Feb 23, 2026: BC Branch: Real-Time Groundwater Level Forecasting Using Deep Learning applied in British Columbia
Date: Monday, Feb 23, 2026
Topic: Real-Time Groundwater Level Forecasting Using Deep Learning applied in British Columbia
Speaker: Jacob Nunn
Description:
A deep learning model using an Artificial Neural Network (ANN) was developed for real-time groundwater level forecasting for observation wells across the British Columbia Provincial Groundwater Observation Well Network (PGOWN). It integrates seamlessly with existing climate forecasts, incorporating 16-day deterministic forecasts and leveraging historical climate statistics to generate 7 to 90-day advance probabilistic groundwater level forecasts. The forecasting system is designed as an early warning tool for below-normal groundwater levels, supporting provincial efforts to anticipate and respond to potential drought conditions.

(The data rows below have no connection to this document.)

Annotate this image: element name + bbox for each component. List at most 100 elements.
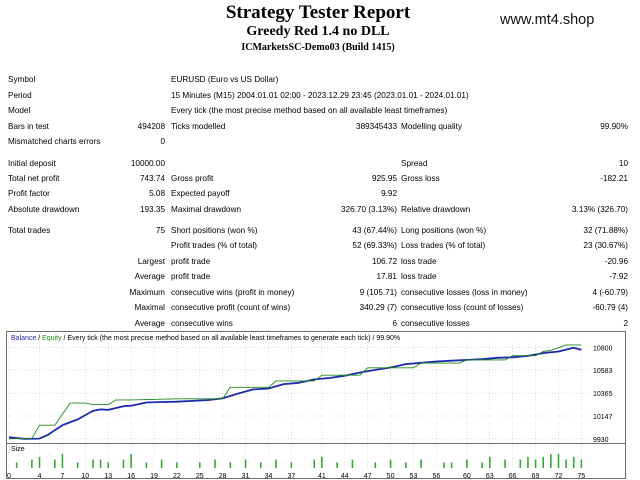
x-tick-label: 41 [318,473,326,480]
x-tick-label: 13 [104,473,112,480]
largest-profit-label: profit trade [171,257,211,266]
loss-trades-value: 23 (30.67%) [583,241,628,250]
mismatch-label: Mismatched charts errors [8,137,101,146]
balance-chart-svg: 9930 10147 10365 10583 10800 [8,342,613,444]
x-tick-label: 63 [486,473,494,480]
size-chart-svg: 0 4 7 10 13 16 19 22 25 28 31 34 37 41 44 47 50 53 56 60 63 6… [7,446,585,480]
largest-label: Largest [137,257,165,266]
avg-consecutive-losses-label: consecutive losses [401,319,470,328]
x-tick-label: 25 [196,473,204,480]
relative-drawdown-label: Relative drawdown [401,205,471,214]
y-tick-label: 10365 [593,391,613,398]
profit-factor-value: 5.08 [149,189,165,198]
x-tick-label: 69 [532,473,540,480]
consecutive-wins-label: consecutive wins (profit in money) [171,288,295,297]
symbol-value: EURUSD (Euro vs US Dollar) [171,75,279,84]
bars-value: 494208 [137,122,165,131]
x-tick-label: 37 [287,473,295,480]
mismatch-value: 0 [160,137,165,146]
total-trades-value: 75 [155,226,165,235]
profit-trades-value: 52 (69.33%) [352,241,397,250]
deposit-label: Initial deposit [8,159,56,168]
long-positions-value: 32 (71.88%) [583,226,628,235]
x-tick-label: 72 [555,473,563,480]
x-tick-label: 60 [463,473,471,480]
long-positions-label: Long positions (won %) [401,226,487,235]
x-tick-label: 10 [81,473,89,480]
largest-loss-label: loss trade [401,257,437,266]
average-consecutive-label: Average [134,319,165,328]
total-trades-label: Total trades [8,226,51,235]
legend-description: / Every tick (the most precise method ba… [61,335,401,342]
ticks-label: Ticks modelled [171,122,226,131]
average-profit-label: profit trade [171,272,211,281]
x-tick-label: 44 [341,473,349,480]
size-label: Size [11,446,25,453]
largest-profit-value: 106.72 [371,257,397,266]
x-tick-label: 75 [577,473,585,480]
average-profit-value: 17.81 [376,272,398,281]
avg-consecutive-wins-label: consecutive wins [171,319,233,328]
x-tick-label: 22 [173,473,181,480]
y-tick-label: 10583 [593,368,613,375]
period-label: Period [8,91,32,100]
absolute-drawdown-label: Absolute drawdown [8,205,80,214]
y-tick-label: 9930 [593,437,609,444]
average-label: Average [134,272,165,281]
largest-loss-value: -20.96 [604,257,628,266]
x-tick-label: 50 [387,473,395,480]
net-profit-value: 743.74 [139,174,165,183]
maximal-label: Maximal [134,303,165,312]
period-value: 15 Minutes (M15) 2004.01.01 02:00 - 2023… [171,91,469,100]
spread-value: 10 [618,159,628,168]
y-tick-label: 10800 [593,345,613,352]
legend-separator: / [36,335,43,342]
expert-name: Greedy Red 1.4 no DLL [246,24,390,39]
x-tick-label: 0 [7,473,11,480]
maximum-label: Maximum [129,288,165,297]
profit-factor-label: Profit factor [8,189,50,198]
model-label: Model [8,106,31,115]
size-panel: Size 0 4 7 10 13 16 19 22 25 28 31 34 37 41 44 47 50 53 56… [6,443,626,480]
x-tick-label: 16 [127,473,135,480]
x-tick-label: 31 [242,473,250,480]
consecutive-loss-label: consecutive loss (count of losses) [401,303,524,312]
maximal-drawdown-label: Maximal drawdown [171,205,242,214]
x-tick-label: 34 [265,473,273,480]
consecutive-losses-label: consecutive losses (loss in money) [401,288,528,297]
equity-line [8,344,582,440]
gross-profit-value: 925.95 [371,174,397,183]
x-tick-label: 53 [410,473,418,480]
model-value: Every tick (the most precise method base… [171,106,448,115]
average-loss-value: -7.92 [609,272,628,281]
legend-equity: Equity [42,335,62,342]
gross-loss-label: Gross loss [401,174,440,183]
x-tick-label: 19 [150,473,158,480]
x-tick-label: 28 [219,473,227,480]
gross-profit-label: Gross profit [171,174,214,183]
chart-legend: Balance / Equity / Every tick (the most … [11,335,400,342]
consecutive-profit-value: 340.29 (7) [359,303,397,312]
balance-chart: 9930 10147 10365 10583 10800 Balance / Equit… [6,331,626,456]
x-tick-label: 4 [38,473,42,480]
short-positions-label: Short positions (won %) [171,226,258,235]
report-header: Strategy Tester Report Greedy Red 1.4 no… [0,0,640,60]
loss-trades-label: Loss trades (% of total) [401,241,486,250]
avg-consecutive-wins-value: 6 [392,319,397,328]
legend-balance: Balance [11,335,37,342]
site-watermark: www.mt4.shop [500,12,595,28]
x-tick-label: 66 [509,473,517,480]
consecutive-profit-label: consecutive profit (count of wins) [171,303,291,312]
short-positions-value: 43 (67.44%) [352,226,397,235]
relative-drawdown-value: 3.13% (326.70) [572,205,628,214]
avg-consecutive-losses-value: 2 [623,319,628,328]
quality-label: Modelling quality [401,122,462,131]
gross-loss-value: -182.21 [600,174,628,183]
absolute-drawdown-value: 193.35 [139,205,165,214]
x-tick-label: 47 [364,473,372,480]
consecutive-wins-value: 9 (105.71) [359,288,397,297]
net-profit-label: Total net profit [8,174,60,183]
maximal-drawdown-value: 326.70 (3.13%) [341,205,397,214]
server-build: ICMarketsSC-Demo03 (Build 1415) [241,42,395,53]
spread-label: Spread [401,159,428,168]
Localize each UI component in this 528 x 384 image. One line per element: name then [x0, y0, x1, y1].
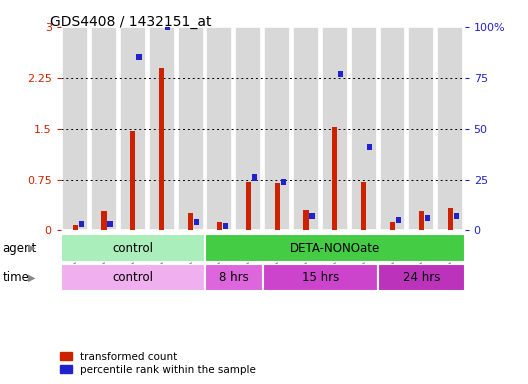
Bar: [419, 212, 424, 230]
Bar: [304, 210, 308, 230]
Bar: [280, 179, 286, 185]
Bar: [380, 27, 406, 230]
Bar: [206, 27, 232, 230]
Bar: [72, 225, 78, 230]
Bar: [425, 215, 430, 221]
Bar: [108, 221, 112, 227]
Text: DETA-NONOate: DETA-NONOate: [290, 242, 380, 255]
Bar: [396, 217, 401, 223]
Text: control: control: [112, 242, 153, 255]
Bar: [223, 223, 228, 229]
Bar: [79, 221, 84, 227]
Bar: [332, 127, 337, 230]
Text: 24 hrs: 24 hrs: [403, 271, 440, 284]
Text: GDS4408 / 1432151_at: GDS4408 / 1432151_at: [50, 15, 212, 29]
Bar: [408, 27, 435, 230]
Bar: [264, 27, 290, 230]
Bar: [263, 264, 378, 291]
Bar: [61, 264, 205, 291]
Text: 15 hrs: 15 hrs: [302, 271, 339, 284]
Bar: [351, 27, 376, 230]
Text: agent: agent: [3, 242, 37, 255]
Bar: [194, 219, 199, 225]
Text: time: time: [3, 271, 30, 284]
Text: control: control: [112, 271, 153, 284]
Legend: transformed count, percentile rank within the sample: transformed count, percentile rank withi…: [55, 348, 260, 379]
Bar: [454, 213, 459, 219]
Text: ▶: ▶: [28, 243, 35, 253]
Bar: [205, 264, 262, 291]
Bar: [101, 212, 107, 230]
Bar: [235, 27, 261, 230]
Bar: [130, 131, 136, 230]
Bar: [448, 208, 453, 230]
Bar: [62, 27, 88, 230]
Bar: [177, 27, 203, 230]
Bar: [338, 71, 343, 77]
Bar: [361, 182, 366, 230]
Bar: [61, 234, 205, 262]
Bar: [275, 183, 280, 230]
Bar: [322, 27, 348, 230]
Bar: [136, 55, 142, 60]
Bar: [91, 27, 117, 230]
Bar: [246, 182, 251, 230]
Bar: [378, 264, 465, 291]
Bar: [165, 24, 171, 30]
Text: 8 hrs: 8 hrs: [219, 271, 249, 284]
Bar: [309, 213, 315, 219]
Bar: [120, 27, 146, 230]
Bar: [437, 27, 463, 230]
Bar: [188, 214, 193, 230]
Bar: [205, 234, 465, 262]
Bar: [367, 144, 372, 150]
Bar: [149, 27, 175, 230]
Bar: [217, 222, 222, 230]
Text: ▶: ▶: [28, 273, 35, 283]
Bar: [390, 222, 395, 230]
Bar: [159, 68, 164, 230]
Bar: [252, 174, 257, 180]
Bar: [293, 27, 319, 230]
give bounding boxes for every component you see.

During development, the project tested various input hydroclimatic variables, model architectures, and different statistical and machine learning approaches across many of the province’s complex hydroclimatic and aquifer settings incorporating over 200 PGOWN wells and groundwater level forecasts were comprehensively tested . This comprehensive testing highlighted the intricate interactions between groundwater levels and predictor variables in both snowmelt and rainfall settings. The preferred ANN model demonstrates good performance in a variety of hydroclimatic settings (both rainfall and snowmelt dominated groundwater recharge regimes, including streamflow-driven recharge regimes), various aquifer types (unconsolidated, bedrock, confined, unconfined), and aquifers without and with various long-term groundwater levels trends or fluctuations, including highly developed aquifers like those in the Fraser Valley.